La caída me dejó mareado. Una voz hueca sonaba detrás de mí, lejana y muy grave. Retumbaba dentro de la caverna
—¡Sí. A tí te hablo!
“¿Quién?”
Giré mi cabeza, la escuchaba no sólo a mi espalda, también a mis costados y desde arriba. La lucidez llegaba y la voz se volvía más clara. Mis costillas crujían con cualquier movimiento y los gatos se iban amontonando, atentos a cualquiera de mis reacciones y quejidos, atentos a la voz penetrante.
—¡Acaso no piensas moverte!
Mi corazón acelerado golpeaba dentro de mi pecho queriéndose salir. La voz no sólo estaba a mi alrededor, la voz salía dentro de mi camisa, y se paseaba por debajo de mis piernas como un roedor.
—Atácalos—el grito caló en mis oídos y ahuyentó a algunos de los felinos.
Cuando la cola de un coyote se asomó entre mis piernas, quise dar un salto, pero en ese momento, me había covertido sólo en un espectador. Presenciaba cómo esos colmillos lanzaban y destrozaban a un montón de animalillos.
Lo contemplé todo con cierto pavor, el peludo coyote parecía no haber comido en varios días. El lapso que duró su comida, me ayudó a serenarme un poco. Me había olvidado de ser presa y pensaba en cómo había logrado pronunciar esas palabras dentro de mí. Yo lo veía desde sus propios ojos; se lamía la sangre embarrada en sus patas, mientras me encontraba encerrado dentro de ese cuerpo extraño. Mi voluntad ahora era más la de una bestia que la de una persona.
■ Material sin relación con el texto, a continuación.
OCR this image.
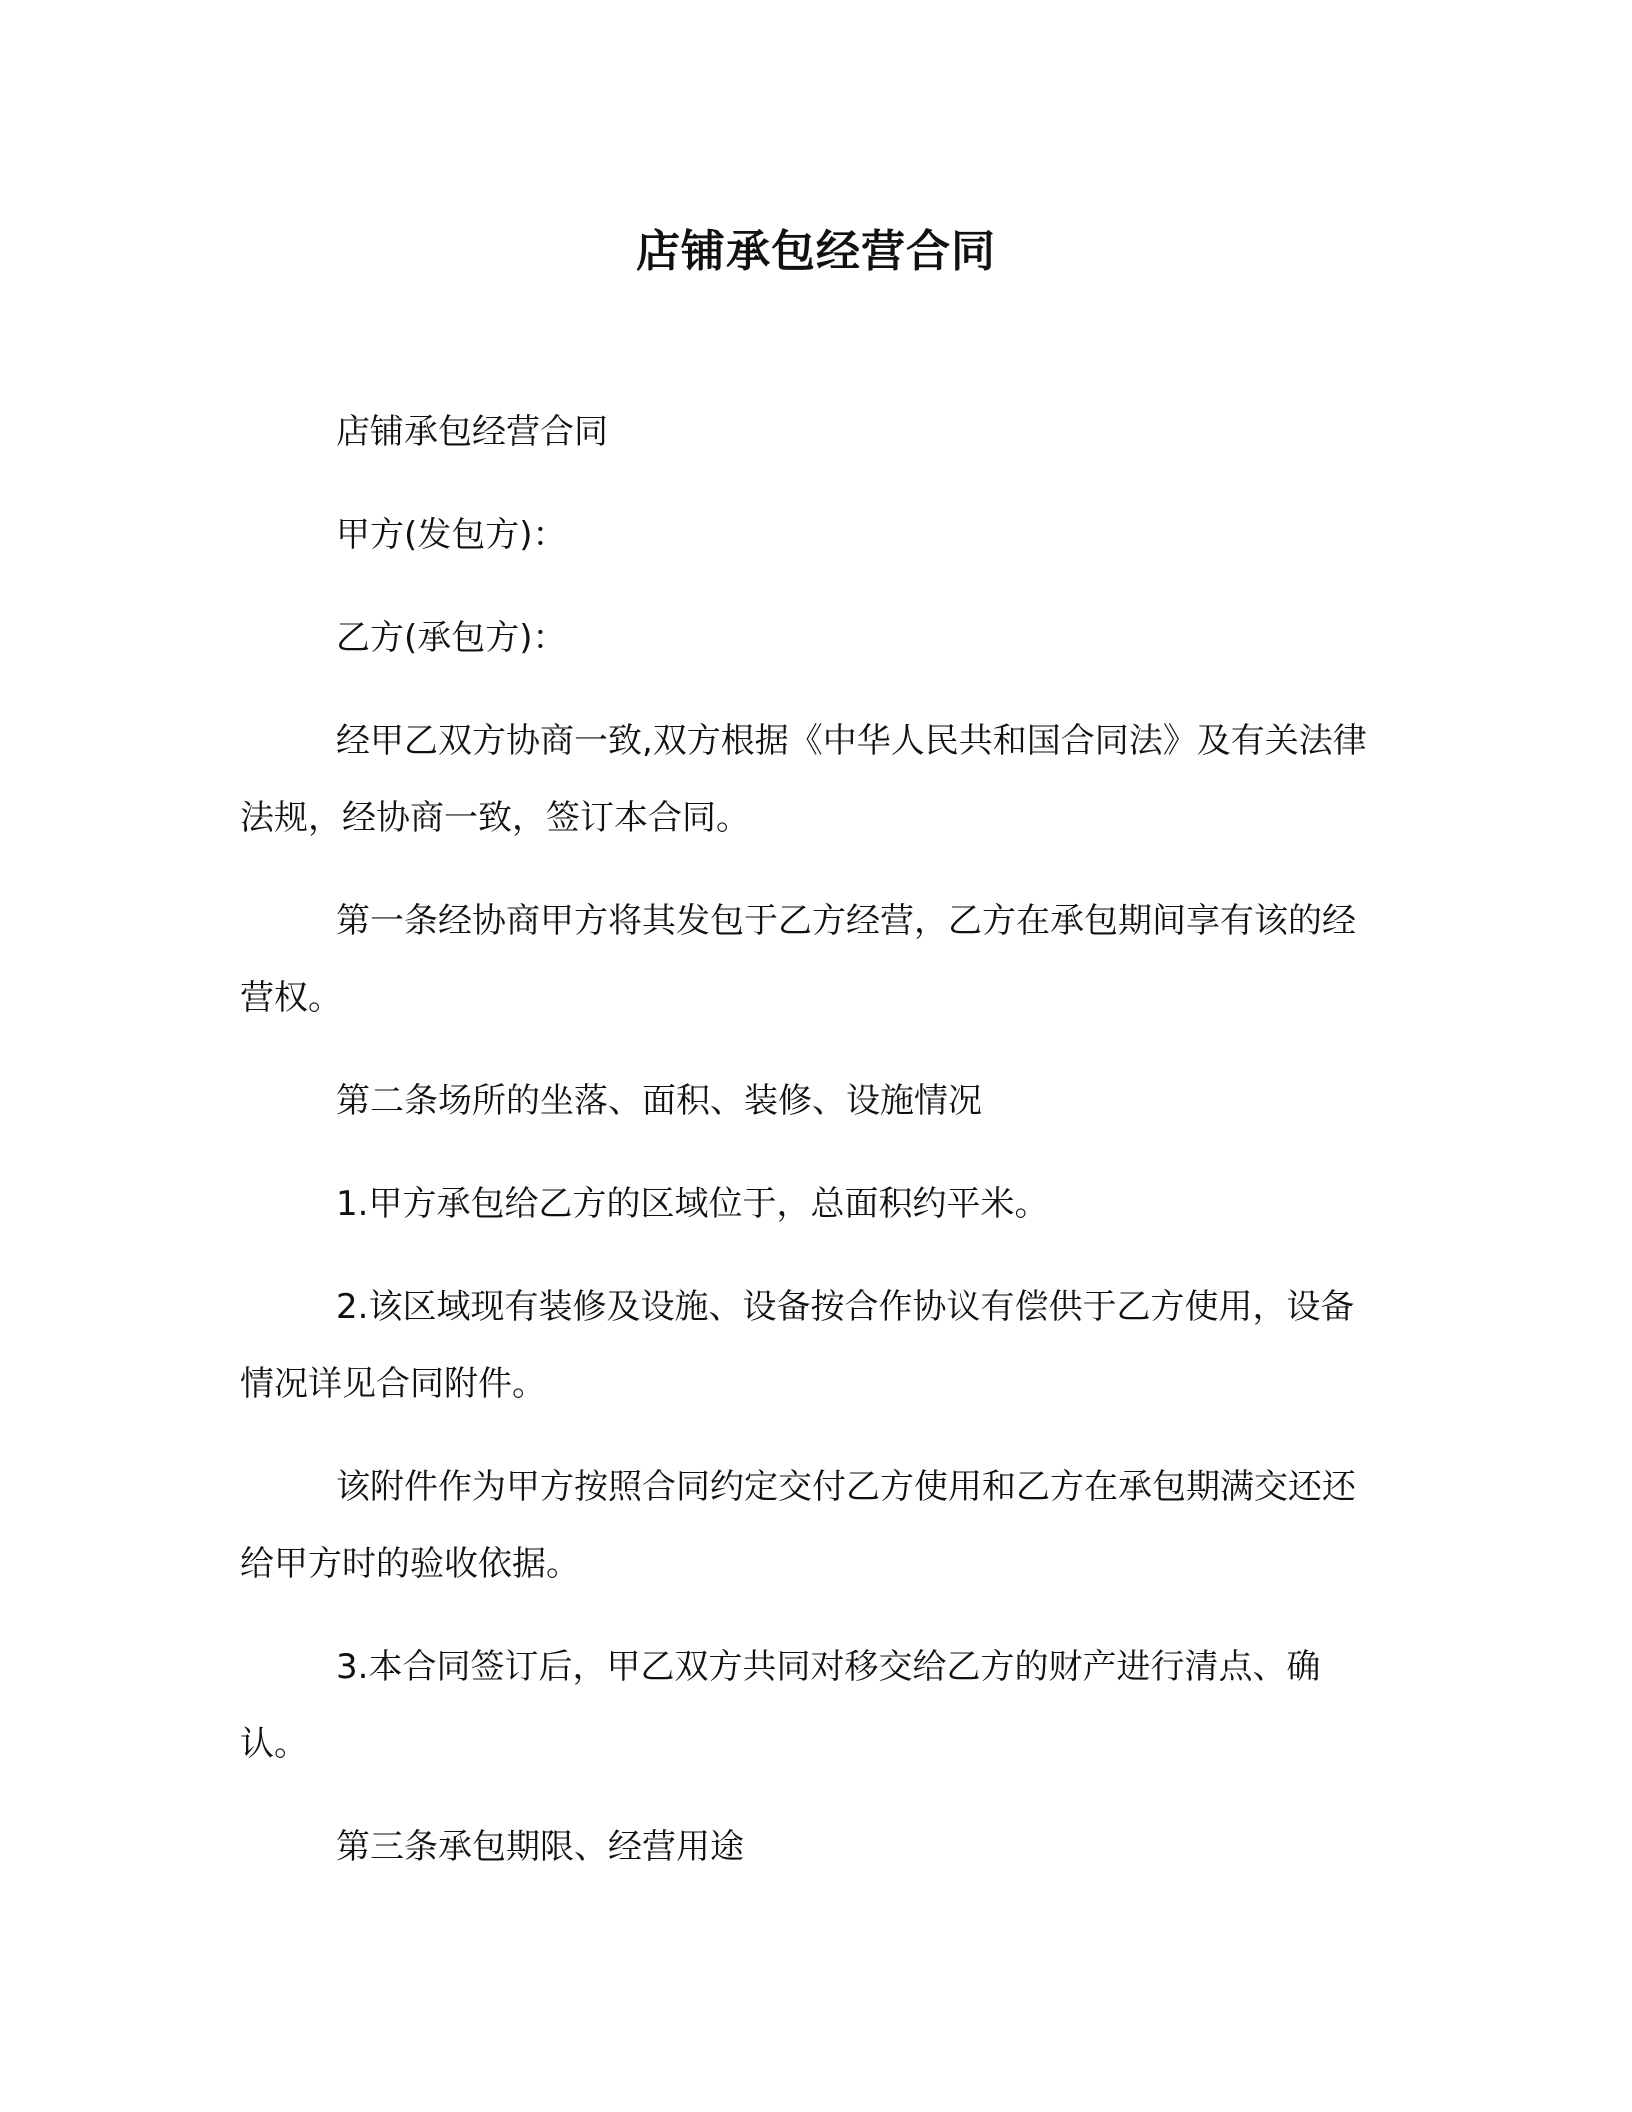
店铺承包经营合同

店铺承包经营合同

甲方(发包方)：

乙方(承包方)：

经甲乙双方协商一致,双方根据《中华人民共和国合同法》及有关法律法规，经协商一致，签订本合同。

第一条经协商甲方将其发包于乙方经营，乙方在承包期间享有该的经营权。

第二条场所的坐落、面积、装修、设施情况

1.甲方承包给乙方的区域位于，总面积约平米。

2.该区域现有装修及设施、设备按合作协议有偿供于乙方使用，设备情况详见合同附件。

该附件作为甲方按照合同约定交付乙方使用和乙方在承包期满交还还给甲方时的验收依据。

3.本合同签订后，甲乙双方共同对移交给乙方的财产进行清点、确认。

第三条承包期限、经营用途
Corrí hacia donde me guiaba el olfato. Por una abertura saqué mi cuerpo. En el exterior, aspiré los estimulantes vientos del oriente. El brillo de la luna me excitaba y me fortalecía. Detrás de mí quedó la cueva. Enfrente, un valle arbolado, cubierto de zacate seco extendiéndose hasta la otra sierra. Las víboras se desplazaban entre la hojarasca, zanates graznaban en reclamo de su espacio dentro de los mezquites, el caudal del arroyo conducía una gran corriente. Una multitud de chapulines emitían su chirrido sobre la hierba. Los olores y sonidos se paseaban sobre mi pelaje, un conjunto de sensaciones nuevas dentro de mi cuerpo eran ingeridas y asimiladas. El coyote había detectado a una hembra, el deseo indicaba hacia su dirección. En la mañana, mi cuerpo volvería a ser el de un hombre.